Ora, se a 2.ª ré logrou afastar a presunção de culpa que sobre si recaía, enquanto proprietária da estação de serviço (...) O mesmo não se diga em relação à 1.ª ré na medida em que esta não logrou demonstrar o cumprimento das regras de limpeza do piso da estação de serviço, nomeadamente na zona da baía de abastecimento e nos seus canais de escoamento (...)”.

30 – E terminando, relativamente à Interveniente: “Em face do ora decidido e tendo em conta o contrato de seguro celebrado entre a 1.ª ré e a interveniente acessória, aquela, uma vez transitada em julgado a presente sentença, terá direito de regresso sobre esta”.

31 – Como decorre da leitura da sentença, o tribunal recorrido entendeu que a factualidade apurada é reveladora da existência de um facto voluntário e lesivo imputável à 1.ª ré, que se traduziu “na queda da autora na estação de serviço”, que esse facto resultou da omissão de limpeza e que a culpa da 1.ª ré se presume, porque a mesma exerce uma atividade perigosa.

32 – Salvo o devido respeito, e adiantando as nossas conclusões, a interpretação da primeira instância, a aplicação do Direito aos factos provados, não nos parece acertada.

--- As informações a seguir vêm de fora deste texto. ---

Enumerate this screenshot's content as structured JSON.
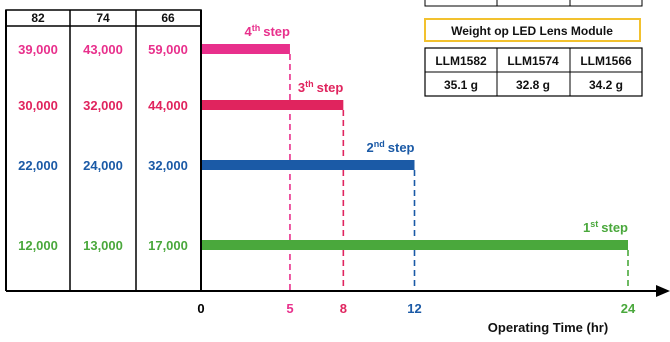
{
  "chart_data": {
    "type": "bar",
    "orientation": "horizontal",
    "title": "",
    "xlabel": "Operating Time (hr)",
    "ylabel": "",
    "xlim": [
      0,
      24
    ],
    "x_ticks": [
      "0",
      "5",
      "8",
      "12",
      "24"
    ],
    "grid": false,
    "legend": "none",
    "left_table": {
      "headers": [
        "82",
        "74",
        "66"
      ],
      "rows": [
        [
          "39,000",
          "43,000",
          "59,000"
        ],
        [
          "30,000",
          "32,000",
          "44,000"
        ],
        [
          "22,000",
          "24,000",
          "32,000"
        ],
        [
          "12,000",
          "13,000",
          "17,000"
        ]
      ]
    },
    "steps": [
      {
        "label_num": "4",
        "label_sup": "th",
        "label_word": "step",
        "end": 5,
        "color": "#e8308c"
      },
      {
        "label_num": "3",
        "label_sup": "th",
        "label_word": "step",
        "end": 8,
        "color": "#e0245e"
      },
      {
        "label_num": "2",
        "label_sup": "nd",
        "label_word": "step",
        "end": 12,
        "color": "#1b5aa6"
      },
      {
        "label_num": "1",
        "label_sup": "st",
        "label_word": "step",
        "end": 24,
        "color": "#4aa83c"
      }
    ],
    "tick_colors": {
      "0": "#000000",
      "5": "#e8308c",
      "8": "#e0245e",
      "12": "#1b5aa6",
      "24": "#4aa83c"
    }
  },
  "weight_table": {
    "title": "Weight op LED Lens Module",
    "border_color": "#f2c12e",
    "headers": [
      "LLM1582",
      "LLM1574",
      "LLM1566"
    ],
    "values": [
      "35.1 g",
      "32.8 g",
      "34.2 g"
    ]
  }
}
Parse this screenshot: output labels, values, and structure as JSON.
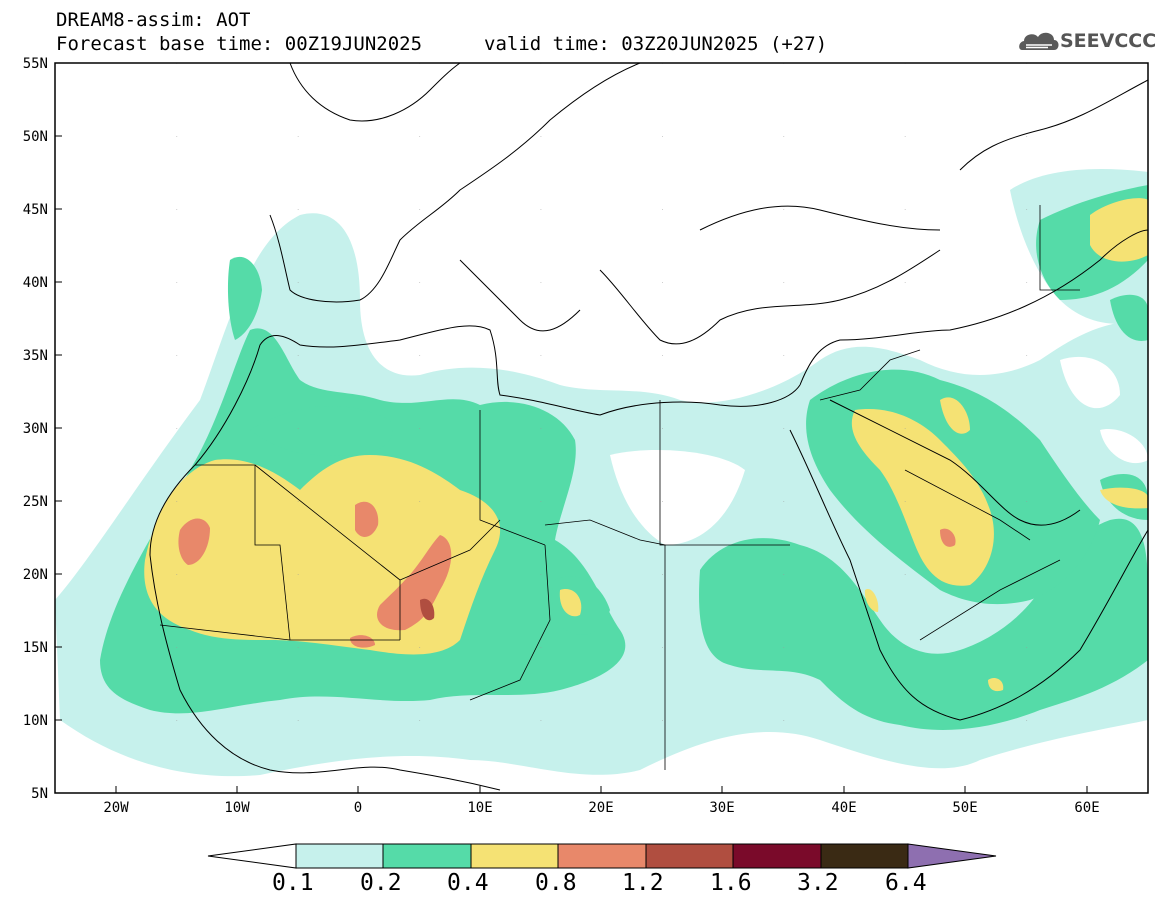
{
  "header": {
    "title": "DREAM8-assim: AOT",
    "base_time": "Forecast base time: 00Z19JUN2025",
    "valid_time": "valid time: 03Z20JUN2025 (+27)"
  },
  "logo": {
    "text": "SEEVCCC",
    "icon": "cloud-icon"
  },
  "map": {
    "lat_labels": [
      "55N",
      "50N",
      "45N",
      "40N",
      "35N",
      "30N",
      "25N",
      "20N",
      "15N",
      "10N",
      "5N"
    ],
    "lon_labels": [
      "20W",
      "10W",
      "0",
      "10E",
      "20E",
      "30E",
      "40E",
      "50E",
      "60E"
    ],
    "extent": {
      "lon_min": -25,
      "lon_max": 65,
      "lat_min": 5,
      "lat_max": 55
    }
  },
  "colorbar": {
    "levels": [
      "0.1",
      "0.2",
      "0.4",
      "0.8",
      "1.2",
      "1.6",
      "3.2",
      "6.4"
    ],
    "colors": [
      "#ffffff",
      "#c6f1ec",
      "#55dba8",
      "#f5e274",
      "#e8886a",
      "#b04e40",
      "#7a0a2a",
      "#3a2a14",
      "#8e6fb0"
    ]
  },
  "colors": {
    "aot_0_1": "#c6f1ec",
    "aot_0_2": "#55dba8",
    "aot_0_4": "#f5e274",
    "aot_0_8": "#e8886a",
    "aot_1_2": "#b04e40"
  }
}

33 – Não nos parece acertada nem quanto à aplicação ao caso do disposto no artigo 493, n.º 2 do CC, nem sequer – ou seja, mesmo que essa aplicação fosse correta – na conclusão de que é imputável à recorrente a queda da autora.

34 – Dispõe o artigo 493, n.º 2 do CC que “Quem causar danos a outrem no exercício de uma atividade, perigosa por sua própria natureza ou pela natureza dos meios utilizados, é obrigado a repará-los, exceto se mostrar que empregou todas as providências exigidas pelas circunstâncias com o fim de os prevenir” (sublinhado nosso).

35 - Como refere Antunes Varela, “quanto aos danos causados no exercício de atividades perigosas (fabrico de explosivos, tratamento com rádio, transporte de combustíveis, navegação marítima ou aérea, etc.) o lesante só pode exonerar-se de responsabilidade, provando que empregou todas as providências exigidas pelas circunstâncias para os evitar (...). O caráter perigoso da atividade (causadora dos danos) pode resultar (...) ou da própria natureza da atividade (fabrico de explosivos, confeção de peças pirotécnicas, navegação aérea, etc.) ou da natureza dos meios utilizados (tratamento médico com ondas curtas ou com raios X, corte de papel em guilhotina mecânica, tratamento dentário com broca, etc.).[10]

36 - Mário Júlio de Almeida Costa, referindo-se à consagração legal de uma “presunção de culpa em relação à responsabilidade”, esclarece que “A estatuição alarga-se aos danos decorrentes do exercício de uma atividade perigosa, “por sua própria natureza ou pela natureza dos meios utilizados” (ex.: fabrico de explosivos, navegação aérea, transporte de materiais inflamáveis, aplicação médica de raios X, ondas curtas). Deve tratar-se, pois, de atividade que mercê de qualquer dessas duas razões, tenha ínsita ou envolva uma probabilidade maior de causar danos do que a verificada nas restantes atividades em geral.”[11]

37 –Como decorre do disposto no preceito que temos vindo a referir, o conceito de atividade perigosa é um conceito indeterminado, impondo que se atenda aos contornos de cada caso concreto.

38 – A jurisprudência do Supremo Tribunal de Justiça tem vindo a considerar atividades perigosas, nomeadamente, a prática de patinagem [STJ, 11.09.2012][12]; as corridas de cavalo e as de Karting [STJ, 18.09.2012[13] e 6.06.2002[14]]; a condução de aeronave [STJ, 3.11.2020[15]] e o comércio e armazenamento de inflamáveis [STJ, 28.02.2002[16]].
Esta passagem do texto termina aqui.